Maintenance Cleanup Tasks - This task removes old files related to maintenance plans, including text reports from maintenance plan execution, and backup files. It only removes backups on files in the folders specified, so any subfolders must be specifically listed or they will be skipped.

Each task has a scope of user databases, system databases, or a custom selection of databases. Additionally, each task has its own specific configuration options.

Once you finish creating the Maintenance Plan, you will be presented with the details of the entire plan. You can get back to this view in SQL Server Management Studio by expanding the Management node, then expanding the Maintenance Plans node, right-clicking on this Maintenance Plan and selecting Modify.

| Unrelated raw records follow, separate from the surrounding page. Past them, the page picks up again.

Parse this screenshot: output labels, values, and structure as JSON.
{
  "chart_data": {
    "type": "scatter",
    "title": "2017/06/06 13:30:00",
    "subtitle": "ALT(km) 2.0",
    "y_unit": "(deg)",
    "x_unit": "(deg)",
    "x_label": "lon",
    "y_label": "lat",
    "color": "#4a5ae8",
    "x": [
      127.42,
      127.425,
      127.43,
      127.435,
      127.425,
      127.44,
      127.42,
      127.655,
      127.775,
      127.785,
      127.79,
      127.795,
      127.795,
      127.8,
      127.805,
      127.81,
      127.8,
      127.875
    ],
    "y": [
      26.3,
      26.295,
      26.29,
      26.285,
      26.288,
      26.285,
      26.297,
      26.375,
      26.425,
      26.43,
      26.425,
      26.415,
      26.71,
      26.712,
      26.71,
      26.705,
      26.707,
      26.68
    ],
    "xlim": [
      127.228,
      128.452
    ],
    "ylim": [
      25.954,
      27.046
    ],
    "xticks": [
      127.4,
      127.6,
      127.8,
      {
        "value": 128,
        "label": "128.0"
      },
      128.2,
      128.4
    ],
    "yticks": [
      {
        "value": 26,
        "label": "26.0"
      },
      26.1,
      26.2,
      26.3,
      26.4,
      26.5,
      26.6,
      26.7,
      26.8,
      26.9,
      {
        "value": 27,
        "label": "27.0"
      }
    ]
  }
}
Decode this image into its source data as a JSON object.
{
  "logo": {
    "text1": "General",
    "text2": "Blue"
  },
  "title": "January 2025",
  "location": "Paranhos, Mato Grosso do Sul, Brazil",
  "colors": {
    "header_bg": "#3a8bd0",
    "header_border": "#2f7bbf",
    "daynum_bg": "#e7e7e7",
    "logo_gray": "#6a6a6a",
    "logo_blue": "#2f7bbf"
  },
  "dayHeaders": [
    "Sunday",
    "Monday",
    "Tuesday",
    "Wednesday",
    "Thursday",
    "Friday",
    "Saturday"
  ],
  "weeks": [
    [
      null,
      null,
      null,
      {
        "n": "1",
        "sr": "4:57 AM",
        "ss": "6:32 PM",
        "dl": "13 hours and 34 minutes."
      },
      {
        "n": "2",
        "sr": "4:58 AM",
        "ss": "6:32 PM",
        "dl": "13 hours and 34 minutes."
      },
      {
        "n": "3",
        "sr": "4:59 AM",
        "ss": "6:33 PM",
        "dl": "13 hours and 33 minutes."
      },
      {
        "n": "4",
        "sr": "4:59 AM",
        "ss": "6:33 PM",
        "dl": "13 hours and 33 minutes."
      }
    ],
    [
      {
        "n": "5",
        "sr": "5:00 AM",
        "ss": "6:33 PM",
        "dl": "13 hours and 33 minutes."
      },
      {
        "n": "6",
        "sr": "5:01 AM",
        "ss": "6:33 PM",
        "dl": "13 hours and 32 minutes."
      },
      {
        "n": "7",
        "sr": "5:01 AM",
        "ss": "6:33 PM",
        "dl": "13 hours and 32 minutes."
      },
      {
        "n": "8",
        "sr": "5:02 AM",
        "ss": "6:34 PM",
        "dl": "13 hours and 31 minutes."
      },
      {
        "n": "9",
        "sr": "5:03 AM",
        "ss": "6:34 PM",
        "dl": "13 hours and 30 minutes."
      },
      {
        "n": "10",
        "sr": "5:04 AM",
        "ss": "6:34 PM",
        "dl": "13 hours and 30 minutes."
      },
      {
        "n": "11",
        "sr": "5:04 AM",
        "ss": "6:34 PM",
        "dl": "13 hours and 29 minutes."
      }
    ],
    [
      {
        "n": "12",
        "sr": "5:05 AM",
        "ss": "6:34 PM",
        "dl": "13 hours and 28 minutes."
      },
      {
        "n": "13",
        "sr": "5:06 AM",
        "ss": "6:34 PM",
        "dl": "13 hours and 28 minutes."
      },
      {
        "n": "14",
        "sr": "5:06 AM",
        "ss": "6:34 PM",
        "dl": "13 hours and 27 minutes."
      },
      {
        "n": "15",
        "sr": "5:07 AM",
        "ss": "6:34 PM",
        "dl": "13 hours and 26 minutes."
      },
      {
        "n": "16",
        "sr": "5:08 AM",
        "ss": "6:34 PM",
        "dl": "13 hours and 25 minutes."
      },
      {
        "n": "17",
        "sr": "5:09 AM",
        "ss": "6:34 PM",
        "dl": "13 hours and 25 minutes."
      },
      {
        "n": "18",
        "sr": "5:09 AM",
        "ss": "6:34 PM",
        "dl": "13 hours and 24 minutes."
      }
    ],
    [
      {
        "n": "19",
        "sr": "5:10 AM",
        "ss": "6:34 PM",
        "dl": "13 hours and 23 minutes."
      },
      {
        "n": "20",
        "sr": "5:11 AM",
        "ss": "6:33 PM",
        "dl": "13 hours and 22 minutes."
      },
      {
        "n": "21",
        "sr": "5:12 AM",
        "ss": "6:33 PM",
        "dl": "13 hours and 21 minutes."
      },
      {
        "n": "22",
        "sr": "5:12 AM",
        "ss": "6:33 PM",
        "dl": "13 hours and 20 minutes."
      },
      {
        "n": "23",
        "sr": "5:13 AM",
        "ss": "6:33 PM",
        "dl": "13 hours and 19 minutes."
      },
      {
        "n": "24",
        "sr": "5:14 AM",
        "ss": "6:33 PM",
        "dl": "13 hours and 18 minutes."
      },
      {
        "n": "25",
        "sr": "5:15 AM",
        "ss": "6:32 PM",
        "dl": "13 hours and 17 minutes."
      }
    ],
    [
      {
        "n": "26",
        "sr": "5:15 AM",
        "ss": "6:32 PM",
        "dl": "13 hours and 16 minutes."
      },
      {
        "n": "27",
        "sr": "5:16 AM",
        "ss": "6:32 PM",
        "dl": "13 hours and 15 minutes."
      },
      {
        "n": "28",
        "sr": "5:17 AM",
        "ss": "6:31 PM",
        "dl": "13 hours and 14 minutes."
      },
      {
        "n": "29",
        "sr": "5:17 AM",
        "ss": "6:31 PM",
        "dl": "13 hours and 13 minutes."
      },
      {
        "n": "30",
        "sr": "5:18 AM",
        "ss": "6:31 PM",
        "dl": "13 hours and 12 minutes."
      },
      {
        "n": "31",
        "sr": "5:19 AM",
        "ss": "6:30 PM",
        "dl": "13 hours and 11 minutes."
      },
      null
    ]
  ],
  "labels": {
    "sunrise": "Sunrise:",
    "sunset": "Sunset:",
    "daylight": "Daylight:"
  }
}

Complete Maintenance Plan in SSMS

Upon creation, the plan will appear as a job in the SQL Server Agent. If you added a schedule either during the creation process or after, that job will be executed and the maintenance tasks will be performed.

Multi-server automation

In a multi-server environment, the SQL Server Agent provides the option of designating one server as a master server that can execute jobs on other servers, designated as target servers. The master server stores a master copy of the jobs and distributes the jobs to the target servers. Target servers connect to the master server periodically to update their schedule of jobs. This allows you to define one job and deploy it across your enterprise. A good example of this would be configuring database maintenance across your environment. You could create a set of maintenance plan tasks once and allow them to be pushed out to group of target servers, to ensure consistent deployment.